The Greek crisis is a defining moment for Europe. But it is also extremely low stakes in the terms of American politics. What you think about Greece is wrapped up not just in what you think about austerity, but also what you think about the European Union, a subject which has not been known to generate much energy in primary politics. There are more than two sides, and possible outcomes in which both German and Greek leaders claim victory.
That's why this is such an interesting test for Hillary Clinton, who has said not a word about Greek entitlements or the future of the Eurozone. This is not unwise politics, or uncharacteristic. She's waiting to see how it shakes out before she takes a stand.
But who will Clinton choose to be? She is, by her history and her associations, obviously in the austerity camp. Bill Clinton ran and governed as a Democrat who believed in balanced budgets and the bond market, and Hillary Clinton has spent most of her career in the center of her party. In 2011 she described Greece's austerity package as "vital first steps and acts of leadership."
Her Davos-inflected life tilts the same way. She has personally taken hundreds of thousands of dollars in cash from Goldman Sachs, which played a leading role in getting Greece into this mess, for speeches. Her husband has taken more, their foundation yet more. The CEO of the Clinton Global Initiative, Robert Harrison, was a Goldman partner. Her son-in-law's hedge fund bet against the rise of the Greek left, and lost badly. (Also: her son-in-law runs a hedge fund.)
And so if she's true to where everyone who knows her assumes she would actually govern, she'll probably say some version of the hazy comment from White House Deputy Press Secretary Eric Schultz on Thursday:
"Our belief is that all sides should work together to get back on a path that will allow Greece to resume reforms, return to growth, and achieve debt sustainability within the Eurozone. We believe that continues to be in the best interest of Greece, Europe, and the global economy."
This is also what everyone assumes Hillary Clinton would say if she were president. (President Sanders would, obviously, be in Athens, crammed onto on the back of the motorbike with Yanis Varoufakis and his wife.)
It's preposterous to think that Clinton would feel pressure on this question from a Vermont socialist who is deeply hostile to the global financial system into which her political and personal lives are deeply bound. Or really, that the future of the Greek entitlement system is a question about which her campaign could possibly worry.

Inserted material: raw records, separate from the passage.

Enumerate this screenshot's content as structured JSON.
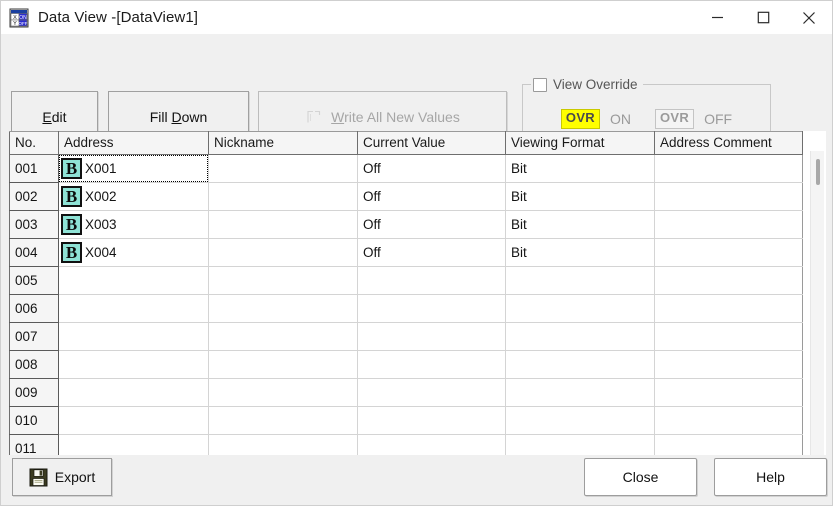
{
  "window": {
    "title": "Data View -[DataView1]",
    "icon": "data-view-icon",
    "controls": {
      "minimize": "minimize-icon",
      "maximize": "maximize-icon",
      "close": "close-icon"
    }
  },
  "toolbar": {
    "edit": {
      "label": "Edit",
      "accel": "E",
      "enabled": true
    },
    "fill_down": {
      "label": "Fill Down",
      "accel": "D",
      "enabled": true
    },
    "write_all": {
      "label": "Write All New Values",
      "accel": "W",
      "enabled": false
    }
  },
  "view_override": {
    "group_title": "View Override",
    "checked": false,
    "on": {
      "badge": "OVR",
      "label": "ON",
      "highlight_color": "#ffff00"
    },
    "off": {
      "badge": "OVR",
      "label": "OFF",
      "highlight_color": "#f4f4f4"
    }
  },
  "grid": {
    "columns": [
      "No.",
      "Address",
      "Nickname",
      "Current Value",
      "Viewing Format",
      "Address Comment"
    ],
    "rows": [
      {
        "no": "001",
        "address": "X001",
        "icon": "B",
        "nickname": "",
        "current_value": "Off",
        "viewing_format": "Bit",
        "address_comment": "",
        "focused": true
      },
      {
        "no": "002",
        "address": "X002",
        "icon": "B",
        "nickname": "",
        "current_value": "Off",
        "viewing_format": "Bit",
        "address_comment": "",
        "focused": false
      },
      {
        "no": "003",
        "address": "X003",
        "icon": "B",
        "nickname": "",
        "current_value": "Off",
        "viewing_format": "Bit",
        "address_comment": "",
        "focused": false
      },
      {
        "no": "004",
        "address": "X004",
        "icon": "B",
        "nickname": "",
        "current_value": "Off",
        "viewing_format": "Bit",
        "address_comment": "",
        "focused": false
      },
      {
        "no": "005",
        "address": "",
        "icon": "",
        "nickname": "",
        "current_value": "",
        "viewing_format": "",
        "address_comment": "",
        "focused": false
      },
      {
        "no": "006",
        "address": "",
        "icon": "",
        "nickname": "",
        "current_value": "",
        "viewing_format": "",
        "address_comment": "",
        "focused": false
      },
      {
        "no": "007",
        "address": "",
        "icon": "",
        "nickname": "",
        "current_value": "",
        "viewing_format": "",
        "address_comment": "",
        "focused": false
      },
      {
        "no": "008",
        "address": "",
        "icon": "",
        "nickname": "",
        "current_value": "",
        "viewing_format": "",
        "address_comment": "",
        "focused": false
      },
      {
        "no": "009",
        "address": "",
        "icon": "",
        "nickname": "",
        "current_value": "",
        "viewing_format": "",
        "address_comment": "",
        "focused": false
      },
      {
        "no": "010",
        "address": "",
        "icon": "",
        "nickname": "",
        "current_value": "",
        "viewing_format": "",
        "address_comment": "",
        "focused": false
      },
      {
        "no": "011",
        "address": "",
        "icon": "",
        "nickname": "",
        "current_value": "",
        "viewing_format": "",
        "address_comment": "",
        "focused": false
      }
    ]
  },
  "footer": {
    "export": {
      "label": "Export",
      "icon": "save-floppy-icon"
    },
    "close": {
      "label": "Close"
    },
    "help": {
      "label": "Help"
    }
  }
}
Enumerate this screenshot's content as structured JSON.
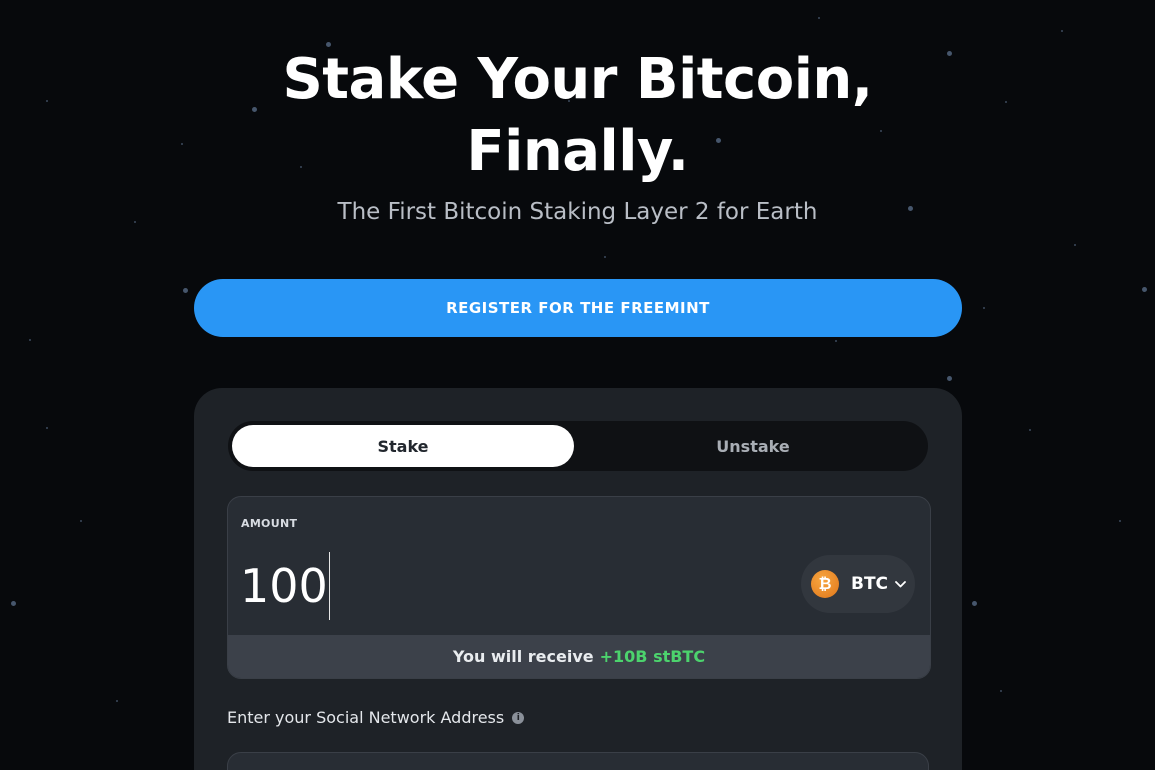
{
  "hero": {
    "title_line1": "Stake Your Bitcoin,",
    "title_line2": "Finally.",
    "subtitle": "The First Bitcoin Staking Layer 2 for Earth"
  },
  "register_button": {
    "label": "REGISTER FOR THE FREEMINT"
  },
  "tabs": [
    {
      "label": "Stake",
      "active": true
    },
    {
      "label": "Unstake",
      "active": false
    }
  ],
  "amount": {
    "label": "AMOUNT",
    "value": "100",
    "token": {
      "name": "BTC",
      "icon": "bitcoin-icon",
      "symbol": "₿"
    }
  },
  "receive": {
    "prefix": "You will receive",
    "value": "+10B stBTC"
  },
  "social": {
    "label": "Enter your Social Network Address",
    "info_icon": "info-icon"
  },
  "colors": {
    "background": "#07090c",
    "accent": "#2996f5",
    "panel": "#1e2227",
    "receive_highlight": "#4cd36d"
  }
}
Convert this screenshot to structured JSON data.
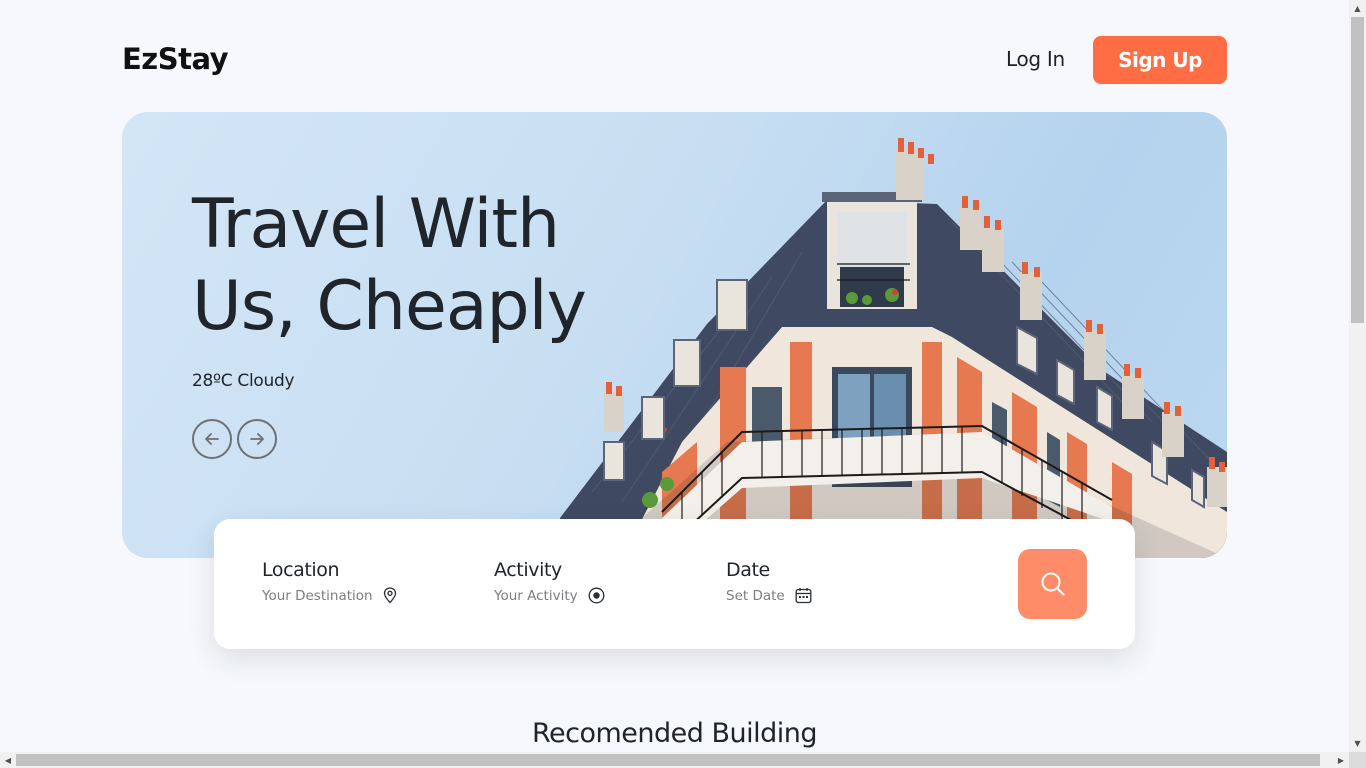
{
  "header": {
    "logo": "EzStay",
    "login_label": "Log In",
    "signup_label": "Sign Up"
  },
  "hero": {
    "title": "Travel With Us, Cheaply",
    "weather": "28ºC Cloudy",
    "prev_icon": "arrow-left-icon",
    "next_icon": "arrow-right-icon"
  },
  "search": {
    "location_label": "Location",
    "location_value": "Your Destination",
    "location_icon": "map-pin-icon",
    "activity_label": "Activity",
    "activity_value": "Your Activity",
    "activity_icon": "target-icon",
    "date_label": "Date",
    "date_value": "Set Date",
    "date_icon": "calendar-icon",
    "button_icon": "search-icon"
  },
  "section": {
    "title": "Recomended Building"
  },
  "colors": {
    "accent": "#ff6d45",
    "search_button": "#ff8c68",
    "background": "#f6f8fb"
  }
}
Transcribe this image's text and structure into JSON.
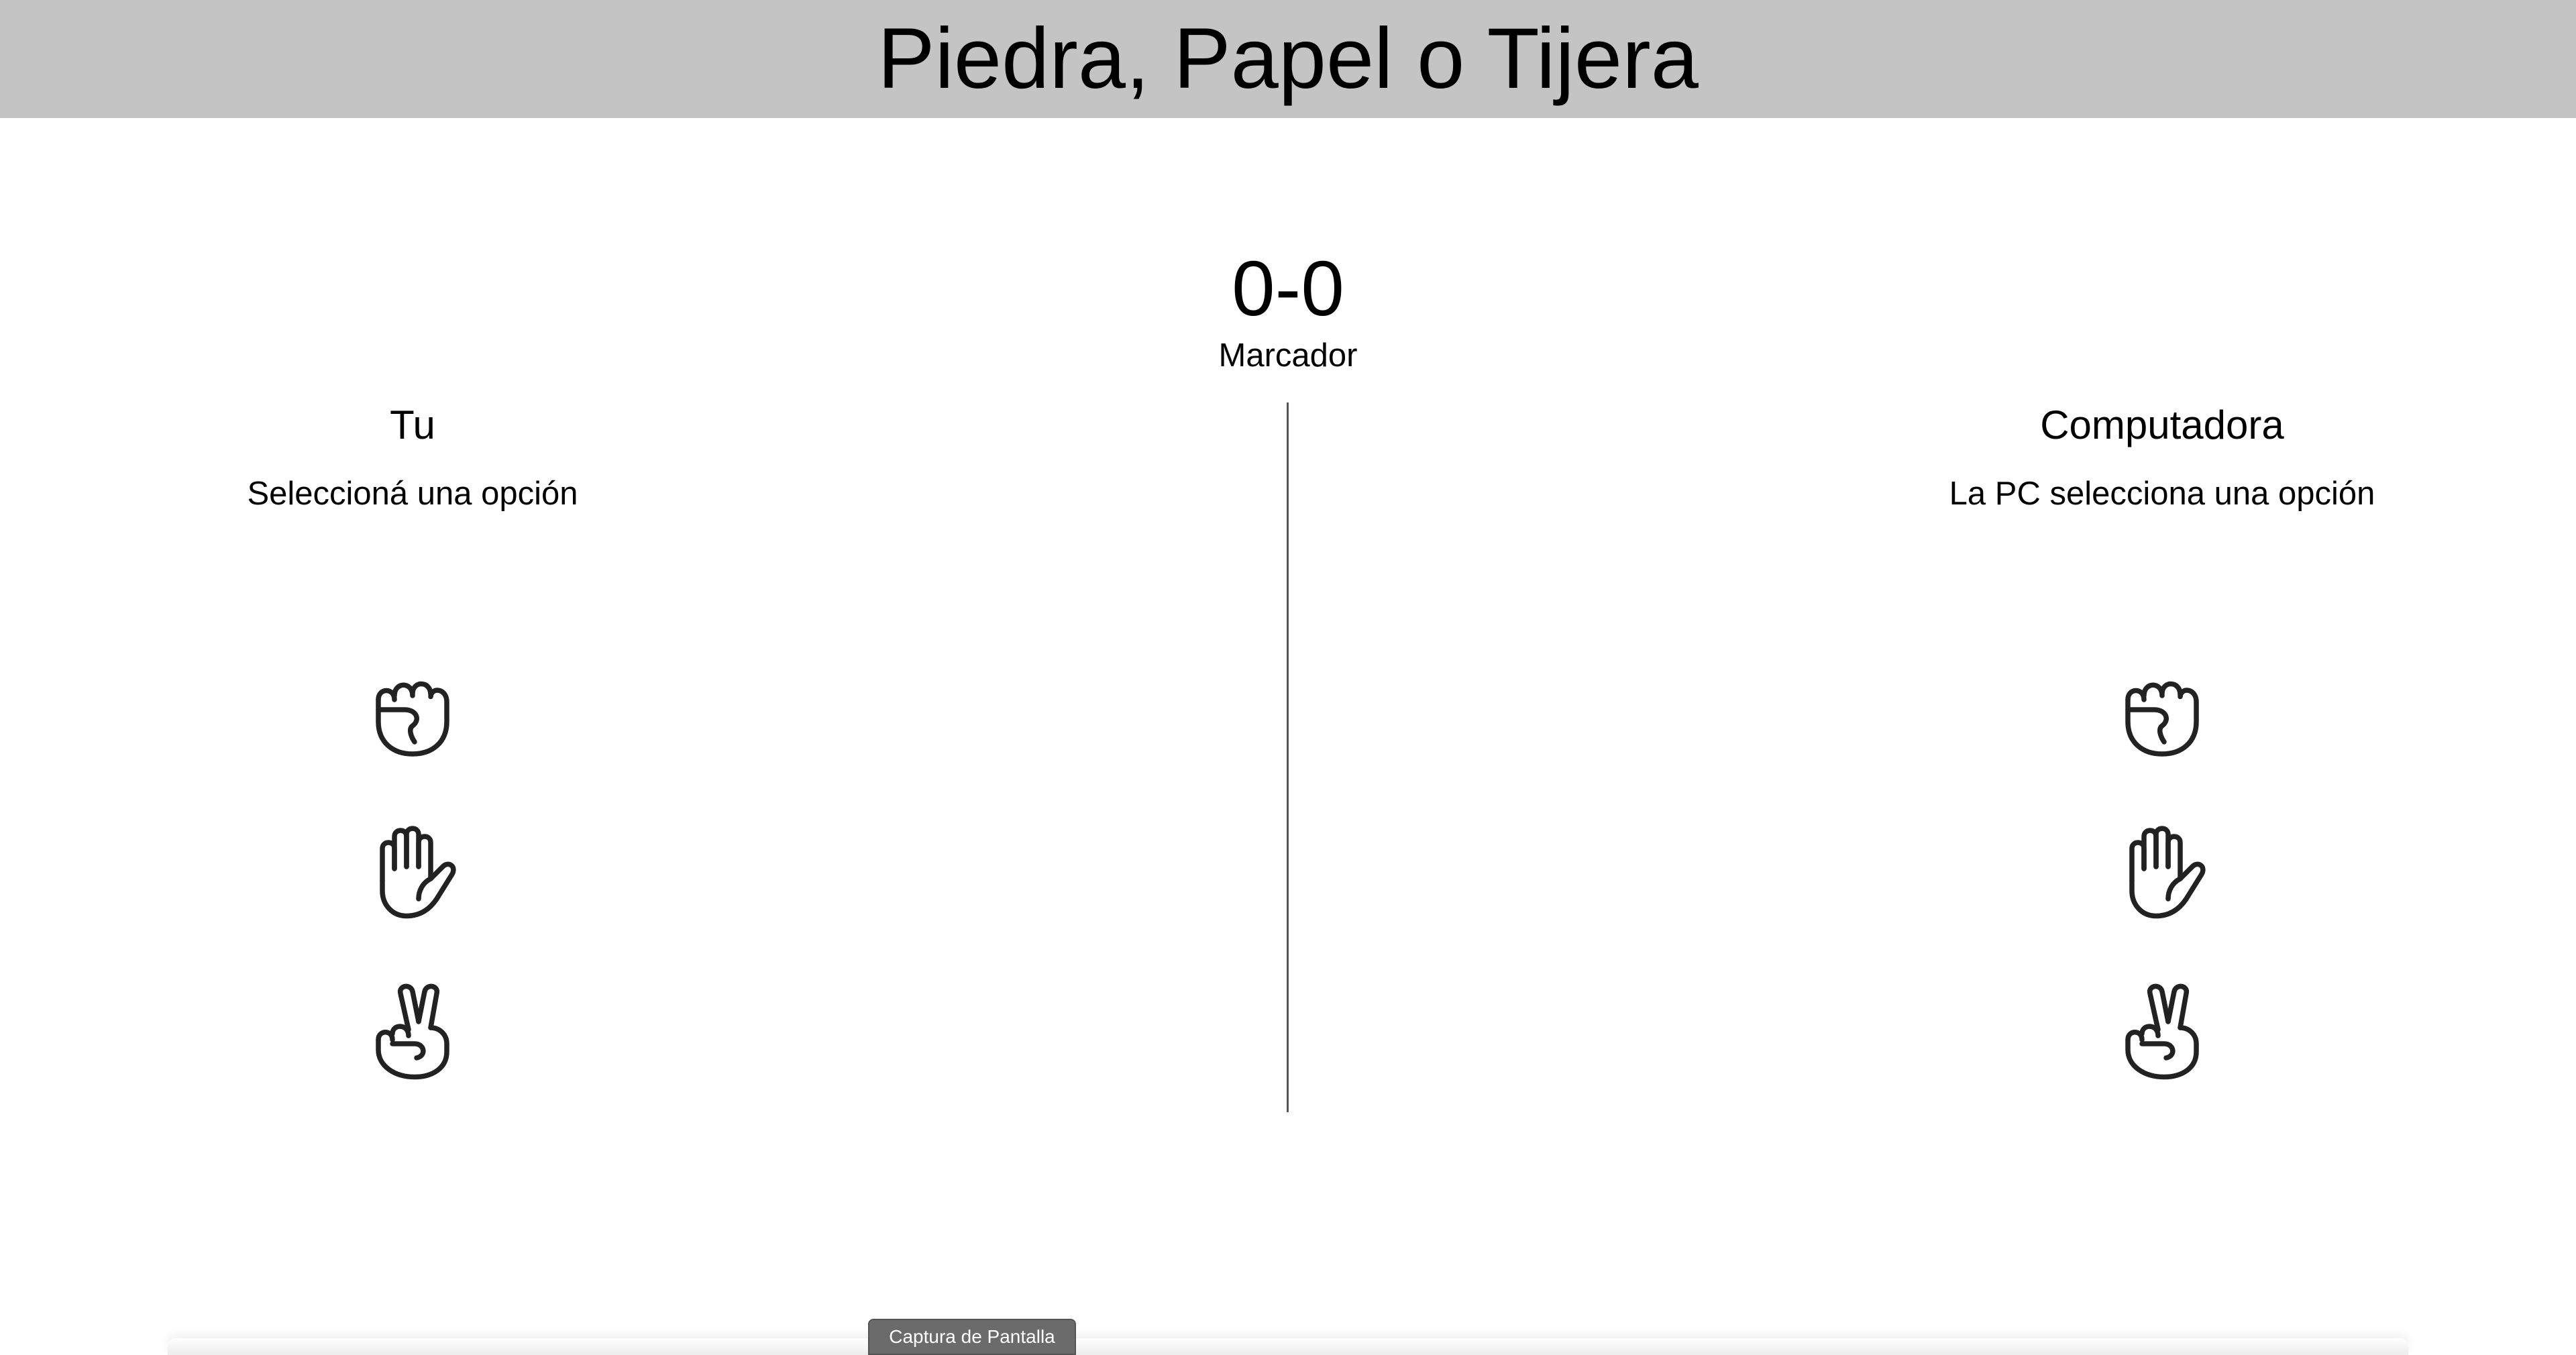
{
  "header": {
    "title": "Piedra, Papel o Tijera"
  },
  "score": {
    "value": "0-0",
    "label": "Marcador"
  },
  "user_panel": {
    "title": "Tu",
    "hint": "Seleccioná una opción",
    "choices": [
      {
        "icon": "rock-fist-icon"
      },
      {
        "icon": "paper-hand-icon"
      },
      {
        "icon": "scissors-hand-icon"
      }
    ]
  },
  "pc_panel": {
    "title": "Computadora",
    "hint": "La PC selecciona una opción",
    "choices": [
      {
        "icon": "rock-fist-icon"
      },
      {
        "icon": "paper-hand-icon"
      },
      {
        "icon": "scissors-hand-icon"
      }
    ]
  },
  "capture": {
    "button_label": "Captura de Pantalla"
  },
  "colors": {
    "header_bg": "#c4c4c4",
    "divider": "#555555",
    "capture_button": "#6b6b6b"
  }
}
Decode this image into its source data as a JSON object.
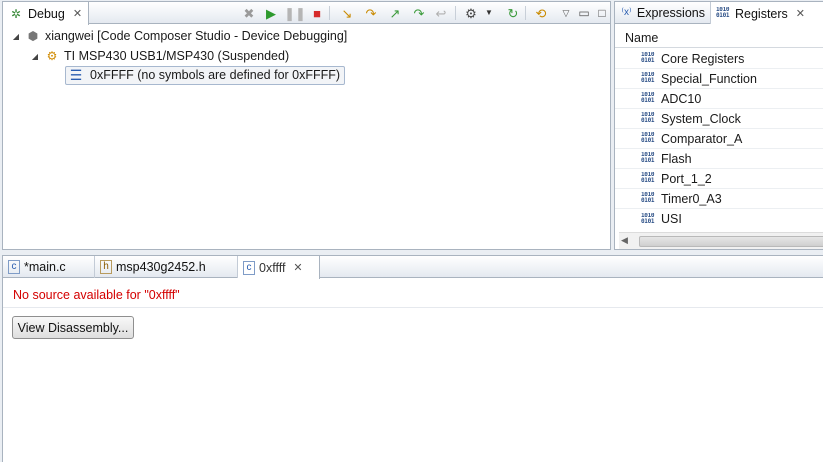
{
  "debug_view": {
    "tab_label": "Debug",
    "tree": [
      {
        "label": "xiangwei [Code Composer Studio - Device Debugging]"
      },
      {
        "label": "TI MSP430 USB1/MSP430 (Suspended)"
      },
      {
        "label": "0xFFFF  (no symbols are defined for 0xFFFF)"
      }
    ],
    "toolbar_icons": [
      "remove-all-terminated-icon",
      "resume-icon",
      "suspend-icon",
      "terminate-icon",
      "step-into-icon",
      "step-over-icon",
      "step-return-icon",
      "assembly-step-icon",
      "drop-to-frame-icon",
      "reset-cpu-icon",
      "restart-icon",
      "refresh-icon",
      "view-menu-icon",
      "minimize-icon",
      "maximize-icon"
    ]
  },
  "side_views": {
    "tabs": [
      {
        "label": "Expressions"
      },
      {
        "label": "Registers"
      }
    ],
    "column_header": "Name",
    "registers": [
      "Core Registers",
      "Special_Function",
      "ADC10",
      "System_Clock",
      "Comparator_A",
      "Flash",
      "Port_1_2",
      "Timer0_A3",
      "USI"
    ]
  },
  "editor": {
    "tabs": [
      {
        "label": "*main.c"
      },
      {
        "label": "msp430g2452.h"
      },
      {
        "label": "0xffff"
      }
    ],
    "message": "No source available for \"0xffff\"",
    "button_label": "View Disassembly..."
  },
  "colors": {
    "error_text": "#d40000",
    "panel_border": "#a9b3bf",
    "background": "#eaeef3"
  }
}
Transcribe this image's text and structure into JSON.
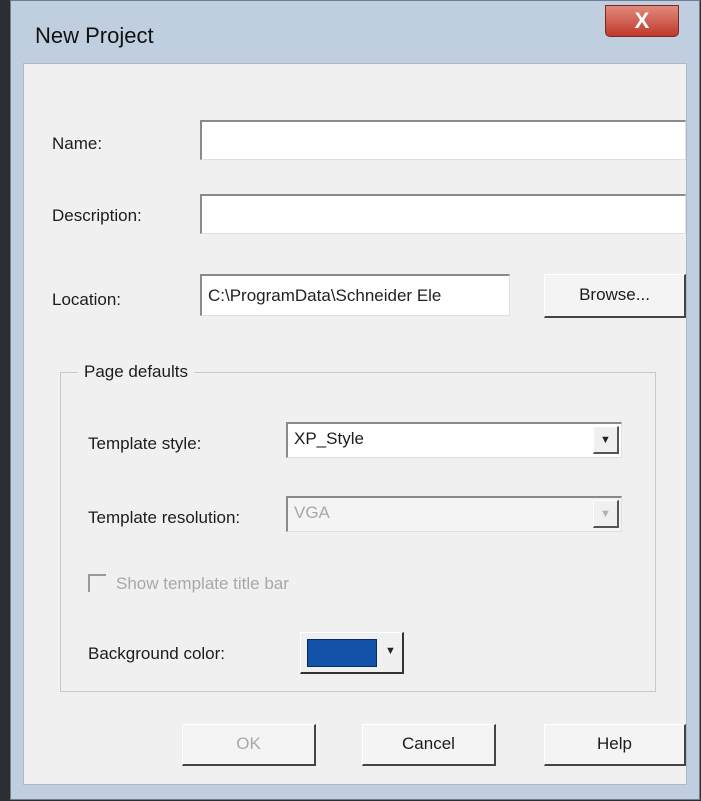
{
  "window": {
    "title": "New Project",
    "close_label": "X"
  },
  "form": {
    "name_label": "Name:",
    "name_value": "",
    "description_label": "Description:",
    "description_value": "",
    "location_label": "Location:",
    "location_value": "C:\\ProgramData\\Schneider Ele",
    "browse_label": "Browse..."
  },
  "page_defaults": {
    "group_label": "Page defaults",
    "template_style_label": "Template style:",
    "template_style_value": "XP_Style",
    "template_resolution_label": "Template resolution:",
    "template_resolution_value": "VGA",
    "show_title_bar_label": "Show template title bar",
    "show_title_bar_checked": false,
    "background_color_label": "Background color:",
    "background_color": "#1252a8"
  },
  "buttons": {
    "ok_label": "OK",
    "cancel_label": "Cancel",
    "help_label": "Help"
  },
  "icons": {
    "dropdown": "chevron-down-icon",
    "close": "close-icon"
  },
  "colors": {
    "window_frame": "#bfcfdf",
    "client_bg": "#f0f0f0",
    "close_button": "#c0392b"
  }
}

But right now, Clinton has a tactical goal: in her words, taking "a backseat to no one when you look at my record in standing up and fighting for progressive values." At the moment, she's taking a backseat to Bernie on the crisis in Southern Europe. Moreover, there's no immediate political cost to waving the red flag about Greece today. No real global cost either: Angela Merkel will, presumably, know domestic politics when she sees it and expect Hillary to stand with her during the next Greek meltdown in 2017.
And so Clinton's statement on Greece, and the extent to which she uses this moment to shift her shape, won't ultimately tell us much about how she'll govern. But it will offer a glimpse at how much, or how little, it will take for her to shift her political identity.
Ben Smith is the editor-in-chief of BuzzFeed and is based in New York.